Dans Rien…, il est question de complots et de  manipulation des comportements face à la crise climatique et de moyens que certains ont décidé de prendre pour assurer la survie de l’humanité… ou la leur, face à « l'effondrement des populations animales, […] le plafonnement de l'énergie disponible, l’épuisement des métaux stratégiques et des sols cultivables, l'acidification des océans, la réduction continue des territoires habitables... la stérilisation progressive des espèces animales et des êtres humains par les perturbateurs endocriniens » sans oublier « les mouvements migratoires et les violences qu'ils vont déchaîner... ». De quoi faire dire à un des personnages qu’il avait « sous-estimé la bêtise collective de notre espèce », qu’il croyait un peu naïvement « que lorsque la situation serait connue, lorsque les effets de ces crises deviendraient évidents, les populations et les gouvernements comprendraient » et qu’il avait « fait preuve d'un optimisme... excessif ».

 

Quelques solutions envisagées :


·        Réduire la taille de la population en éliminant les pauvres à l’aide de vaccins favorisant l’apparition de nouvelles pandémies.
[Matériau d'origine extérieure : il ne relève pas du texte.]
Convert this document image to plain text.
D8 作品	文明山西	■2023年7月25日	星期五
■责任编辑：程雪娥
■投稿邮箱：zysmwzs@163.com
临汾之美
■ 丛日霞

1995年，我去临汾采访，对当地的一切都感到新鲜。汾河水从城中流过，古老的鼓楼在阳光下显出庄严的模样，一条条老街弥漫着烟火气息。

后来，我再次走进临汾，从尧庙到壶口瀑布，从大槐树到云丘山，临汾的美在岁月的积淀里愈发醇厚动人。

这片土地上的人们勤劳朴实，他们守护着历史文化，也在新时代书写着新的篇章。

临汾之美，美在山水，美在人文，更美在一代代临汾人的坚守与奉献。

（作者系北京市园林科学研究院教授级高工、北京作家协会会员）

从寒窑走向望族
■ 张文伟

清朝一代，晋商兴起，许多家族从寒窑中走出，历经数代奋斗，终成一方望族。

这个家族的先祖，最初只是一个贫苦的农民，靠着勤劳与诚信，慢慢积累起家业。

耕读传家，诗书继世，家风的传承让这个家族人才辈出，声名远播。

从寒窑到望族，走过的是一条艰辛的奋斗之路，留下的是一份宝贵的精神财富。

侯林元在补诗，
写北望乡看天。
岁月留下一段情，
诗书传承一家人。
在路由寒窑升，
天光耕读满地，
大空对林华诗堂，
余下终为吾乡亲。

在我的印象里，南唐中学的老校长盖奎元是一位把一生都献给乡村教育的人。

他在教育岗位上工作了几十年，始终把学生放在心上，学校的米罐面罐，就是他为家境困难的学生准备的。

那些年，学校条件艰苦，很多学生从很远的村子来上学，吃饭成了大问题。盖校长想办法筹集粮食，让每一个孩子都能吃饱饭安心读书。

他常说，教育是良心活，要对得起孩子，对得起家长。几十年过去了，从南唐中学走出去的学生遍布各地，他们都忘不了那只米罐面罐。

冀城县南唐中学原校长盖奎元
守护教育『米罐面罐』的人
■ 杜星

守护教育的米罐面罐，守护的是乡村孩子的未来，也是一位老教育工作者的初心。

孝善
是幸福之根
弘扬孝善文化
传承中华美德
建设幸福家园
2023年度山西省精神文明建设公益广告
·        Exterminer les pires pollueurs, « ceux dont les destructions environnementales n’ont rien à envier aux ravages sociaux qu’ils ont provoqués, […] les un pour cent du un pour cent les plus riches de l'humanité. Parce que [c’est] la seule façon de sauver la planète : éliminer la microminorité qui s'enrichit sur le dos du reste du monde et qui s'oppose aux mesures qu'il faudrait prendre pour sauver l'écosystème Terre. »

·        Soutenir financièrement les écolos pour alimenter la grogne des masses populaires et surtout des jeunes et justifier leurs actions ? « Transformer en une occasion d'enrichissement […] les multiples désastres que l'humanité va continuer de provoquer dans les prochaines décennies... catastrophes climatiques, pénuries d'eau et de nourriture, guerres... le niveau de vie de l'Occident qui s'aligne sur celui de l'Afrique plutôt que le contraire. Le retour à une sorte de Moyen Âge, en somme, mais en plus sombre ».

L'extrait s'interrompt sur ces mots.